6 Reasons Your College Financial Award Changed

“Why did my financial aid award change?” is typically a question asked after the student has lost money compared to the previous year.  Rarely does anyone ask this question if they received more money.

Here are 6 reasons why a student’s financial award offer will change from year to year…

1.  The family’s income has changed.  If income goes down, then the expected family contribution (EFC) will likely go down.  This typically results in a better financial aid package.  However, it is more likely that your income went up from the previous year.  This means your EFC went up and your financial aid package will be lowered according to the established guidelines.

2.  The family’s assets have changed.  As with income; if the assets go up, EFC goes up.  If the assets go down, EFC goes down.  Since most families will spend assets while their students are in college, this will most often have a downward pressure on your EFC (good for you).  But if you won the lottery or inherited money, those new assets are going to drive your EFC up (bad for you… sort of).

3.  The number of students in college changed.  The more students you have in college… the lower your EFC will be.  If a student graduated last year and you only have one in college this year, then you will see a big spike in that student’s EFC.  Consequently, they will get less financial help from the college.

4.  Changes in the federal Stafford loans.  Stafford loan amounts increase as a student progresses through college.  Currently freshman students can borrow $5,500; sophomores – $6,500; juniors – $7,500; and seniors – $7,500.  As students are able to borrow more under the Stafford program, colleges will typically lower the other sources of help in the financial award.  For instance, the student get’s an addition $1,000 in a Stafford loan, but their college grant is lowered by $1,000.

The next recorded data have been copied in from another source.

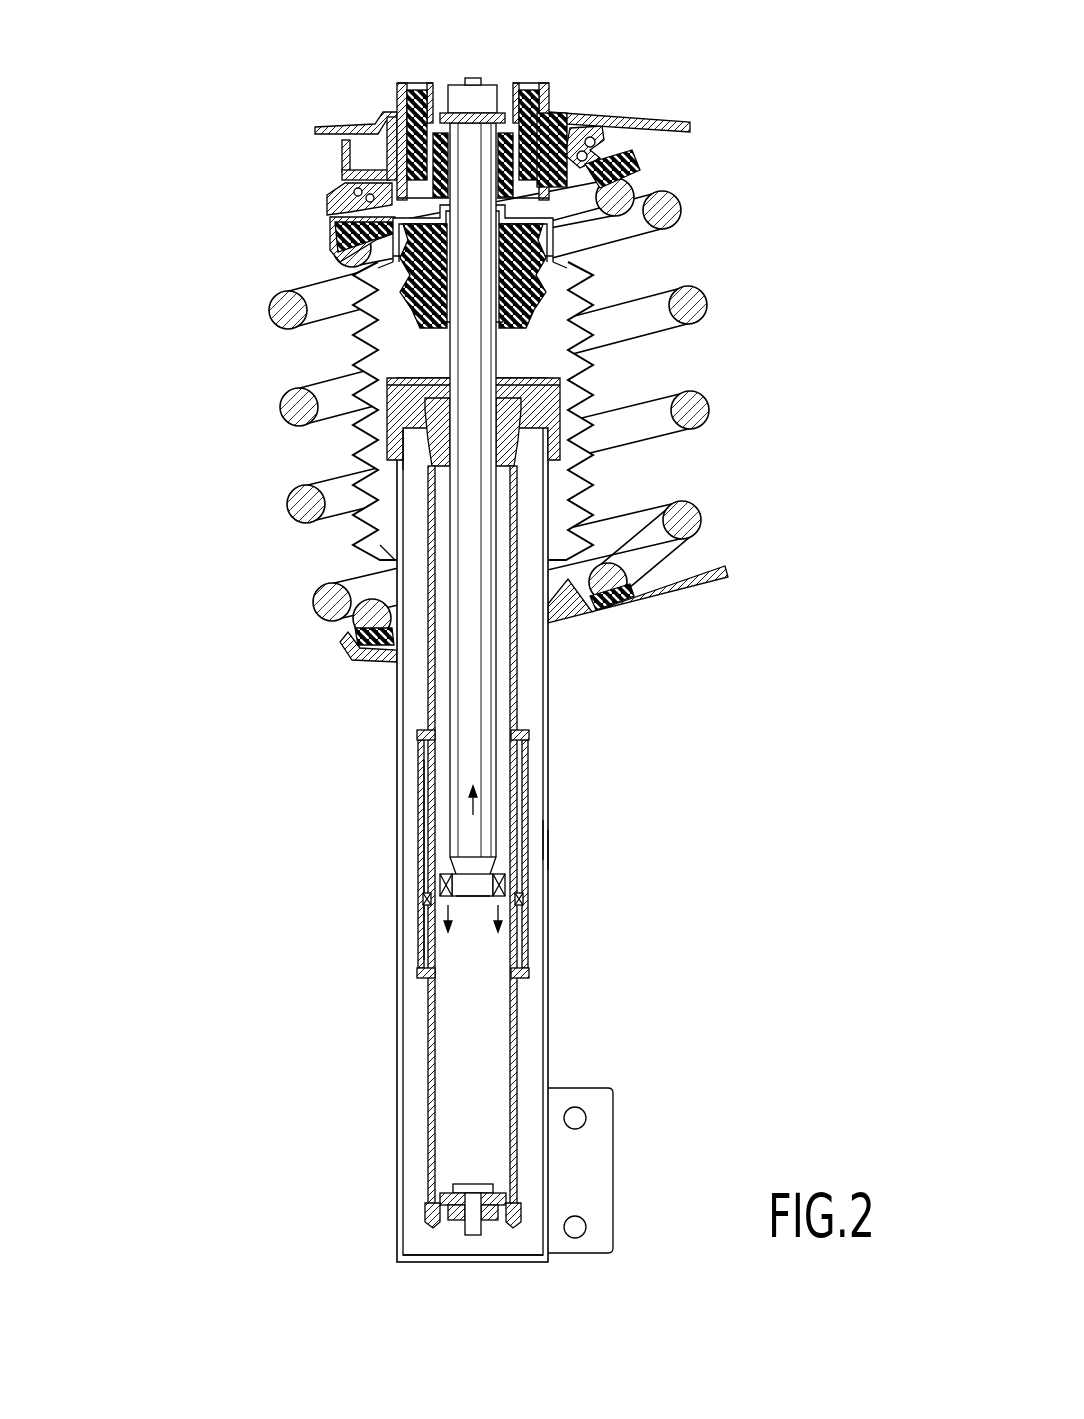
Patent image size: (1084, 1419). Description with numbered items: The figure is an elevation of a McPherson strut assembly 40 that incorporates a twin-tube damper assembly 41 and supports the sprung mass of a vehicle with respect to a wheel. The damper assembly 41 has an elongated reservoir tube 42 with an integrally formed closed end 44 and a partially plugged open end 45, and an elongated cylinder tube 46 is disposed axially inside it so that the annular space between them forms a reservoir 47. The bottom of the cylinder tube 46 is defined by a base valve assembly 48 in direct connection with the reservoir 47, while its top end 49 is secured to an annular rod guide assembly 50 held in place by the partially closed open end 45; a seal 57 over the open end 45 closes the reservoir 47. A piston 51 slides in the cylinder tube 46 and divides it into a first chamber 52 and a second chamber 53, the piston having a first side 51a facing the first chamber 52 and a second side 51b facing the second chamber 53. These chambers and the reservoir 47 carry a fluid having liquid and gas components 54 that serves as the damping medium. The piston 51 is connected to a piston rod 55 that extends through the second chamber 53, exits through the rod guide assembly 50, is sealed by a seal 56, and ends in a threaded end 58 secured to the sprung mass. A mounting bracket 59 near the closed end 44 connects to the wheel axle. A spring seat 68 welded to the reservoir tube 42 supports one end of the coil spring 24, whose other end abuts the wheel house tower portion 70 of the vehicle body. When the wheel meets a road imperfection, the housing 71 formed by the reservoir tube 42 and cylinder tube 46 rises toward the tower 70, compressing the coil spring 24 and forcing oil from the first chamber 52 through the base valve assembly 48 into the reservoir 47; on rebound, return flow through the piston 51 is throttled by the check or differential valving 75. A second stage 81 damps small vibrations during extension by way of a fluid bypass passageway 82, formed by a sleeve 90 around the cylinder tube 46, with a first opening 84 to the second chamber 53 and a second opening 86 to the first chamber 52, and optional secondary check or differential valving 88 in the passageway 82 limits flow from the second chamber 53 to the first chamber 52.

The coil spring 24 is at (705, 302).
The McPherson strut assembly 40 is at (343, 328).
The twin-tube damper assembly 41 is at (562, 850).
The reservoir tube 42 is at (548, 840).
The closed end 44 is at (440, 1262).
The open end 45 is at (410, 437).
The cylinder tube 46 is at (513, 645).
The reservoir 47 is at (413, 660).
The base valve assembly 48 is at (430, 1215).
The top end 49 is at (520, 455).
The rod guide assembly 50 is at (520, 432).
The piston 51 is at (470, 905).
The first side 51a is at (445, 905).
The second side 51b is at (440, 880).
The first chamber 52 is at (492, 1021).
The second chamber 53 is at (500, 792).
The fluid having liquid and gas components 54 is at (530, 1150).
The piston rod 55 is at (468, 268).
The seal 56 is at (443, 420).
The seal 57 is at (555, 388).
The threaded end 58 is at (480, 78).
The mounting bracket 59 is at (592, 1105).
The spring seat 68 is at (690, 595).
The wheel house tower portion 70 is at (648, 122).
The housing 71 is at (382, 548).
The check or differential valving 75 is at (437, 885).
The second stage 81 is at (412, 788).
The fluid bypass passageway 82 is at (520, 900).
The first opening 84 is at (428, 742).
The second opening 86 is at (420, 975).
The secondary check or differential valving 88 is at (425, 897).
The sleeve 90 is at (421, 818).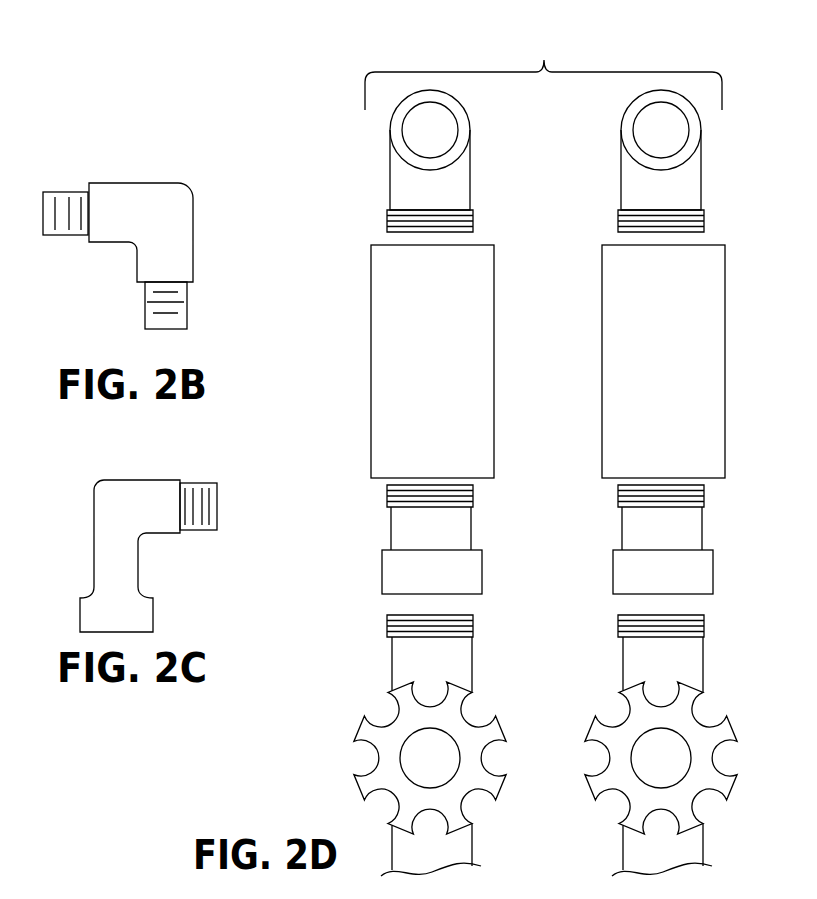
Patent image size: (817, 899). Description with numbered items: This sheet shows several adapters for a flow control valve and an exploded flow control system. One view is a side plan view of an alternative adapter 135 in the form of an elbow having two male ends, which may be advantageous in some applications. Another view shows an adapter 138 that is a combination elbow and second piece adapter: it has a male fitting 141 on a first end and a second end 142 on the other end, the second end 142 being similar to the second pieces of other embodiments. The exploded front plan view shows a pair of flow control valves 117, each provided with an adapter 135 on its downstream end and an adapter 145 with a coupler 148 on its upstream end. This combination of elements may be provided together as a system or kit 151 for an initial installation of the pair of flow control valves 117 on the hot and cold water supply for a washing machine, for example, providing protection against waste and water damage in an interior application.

In FIG. 2B, the adapter 135 is at (138, 206).
In FIG. 2D, the adapter 135 is at (455, 181).
In FIG. 2C, the adapter 138 is at (110, 537).
In FIG. 2C, the male fitting 141 is at (191, 488).
In FIG. 2C, the second end 142 is at (140, 598).
In FIG. 2D, the system or kit 151 is at (543, 74).
In FIG. 2D, the flow control valve 117 is at (478, 279).
In FIG. 2D, the adapter 145 is at (468, 529).
In FIG. 2D, the coupler 148 is at (479, 581).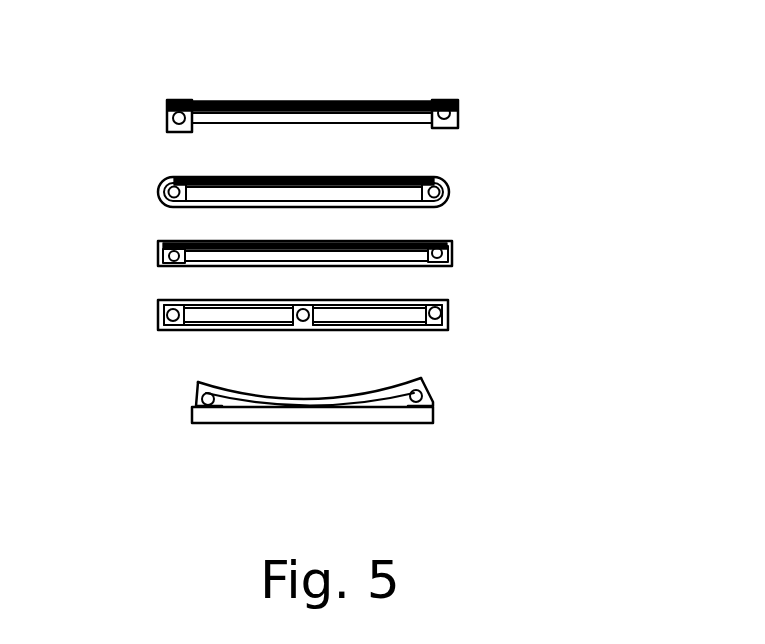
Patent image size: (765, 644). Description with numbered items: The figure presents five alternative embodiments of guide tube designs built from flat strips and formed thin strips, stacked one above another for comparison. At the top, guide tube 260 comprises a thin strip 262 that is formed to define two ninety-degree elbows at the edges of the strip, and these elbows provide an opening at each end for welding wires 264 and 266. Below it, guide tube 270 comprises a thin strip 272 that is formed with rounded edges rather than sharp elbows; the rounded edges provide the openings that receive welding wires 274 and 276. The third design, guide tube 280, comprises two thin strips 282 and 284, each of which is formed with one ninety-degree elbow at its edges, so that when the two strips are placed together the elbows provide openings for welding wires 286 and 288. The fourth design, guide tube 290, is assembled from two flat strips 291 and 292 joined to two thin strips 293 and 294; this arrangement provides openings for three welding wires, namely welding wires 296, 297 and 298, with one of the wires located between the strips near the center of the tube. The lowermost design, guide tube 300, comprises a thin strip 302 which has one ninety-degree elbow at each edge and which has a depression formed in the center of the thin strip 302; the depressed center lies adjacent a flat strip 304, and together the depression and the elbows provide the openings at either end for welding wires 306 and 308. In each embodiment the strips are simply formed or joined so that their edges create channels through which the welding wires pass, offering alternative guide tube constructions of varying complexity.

5.  Your college’s endowment has taken a hard hit in the market.  One of the unfortunate results of the current recession is many colleges have seen their investments drop… big drops in some cases.  This means the schools have less money they can give to their students.  The recession is unfortunately limiting the amount of money many schools are able to give away compared to previous years.

6.  Your college is a cheap-skate.  It is rare, but some colleges will do a bait and switch to get freshmen students.  They will give them very generous offers their first year, but then pull back the money in the subsequent years.  This is not common, but there are unfortunately some institutions that will do this.

5 Reasons NOT Saving for College Is a Good Idea

Okay. You caught me. Indeed most of the time not saving for college is a bad idea. Now and then I’ll run into a parent who tells me they are not saving for college in order to increase the chances their child will get financial aid. The thought is that having money makes colleges and the government figure you can afford to pay for college and therefore no aid is needed. This, to a limited extent, is true. If you have millions in the bank I’d rather not have my tax dollars taken and used to pay for your kid’s college so that you can spend the money on first class tickets to Vail.

However, assuming that saving for college will mess up financial aid is short-sighted and makes many assumptions. The first one being that there will be financial aid available for your child. We don’t know what the government will have in the way of aid in 5, 10, or 15 years. You should also realize that the majority of financial “aid” is in the form of loans. You very well could be creating a situation that burdens your kids with onerous loans they will have difficulty paying back in exchange for a little better lifestyle now. I wouldn’t call that sound financial planning.

Another reason that saving won’t hurt much when it comes to aid is that the government knows that you have more to save for than just college. If you save in your name rather than your child’s (including the 529 College Savings Plans and Coverdell ESAs) less than 6% of the savings in those account types will be counted against financial aid. Yes it does count against you a bit, but not much as assets held in the child’s name at 20%.

There is a good reason for not saving for college: You have more important needs for that money. Note I don’t say “if you can’t afford it.” That’s because determining affordability is often simplified to seeing if there’s money left at the end of the month. Most of us find ways to spend any money that is available. What we spend it on might be a true life-giving need, but it also might be a dubious want.

So what may take priority over college savings? Being a retirement planner, I like to see money put away for the time when you can no longer work. Of course, food, clothing, and shelter also seem like needs. But let’s be clear: you can spend $20, $40, or well over $100 on blue jeans. I’m thinking the $100 pair doesn’t count as a need.

In the end though, some folks just won’t be able to afford to save for college without leaving themselves short in other vital areas. That’s not selfish, that just is. But for the rest of us, it’s an area that deserves our attention.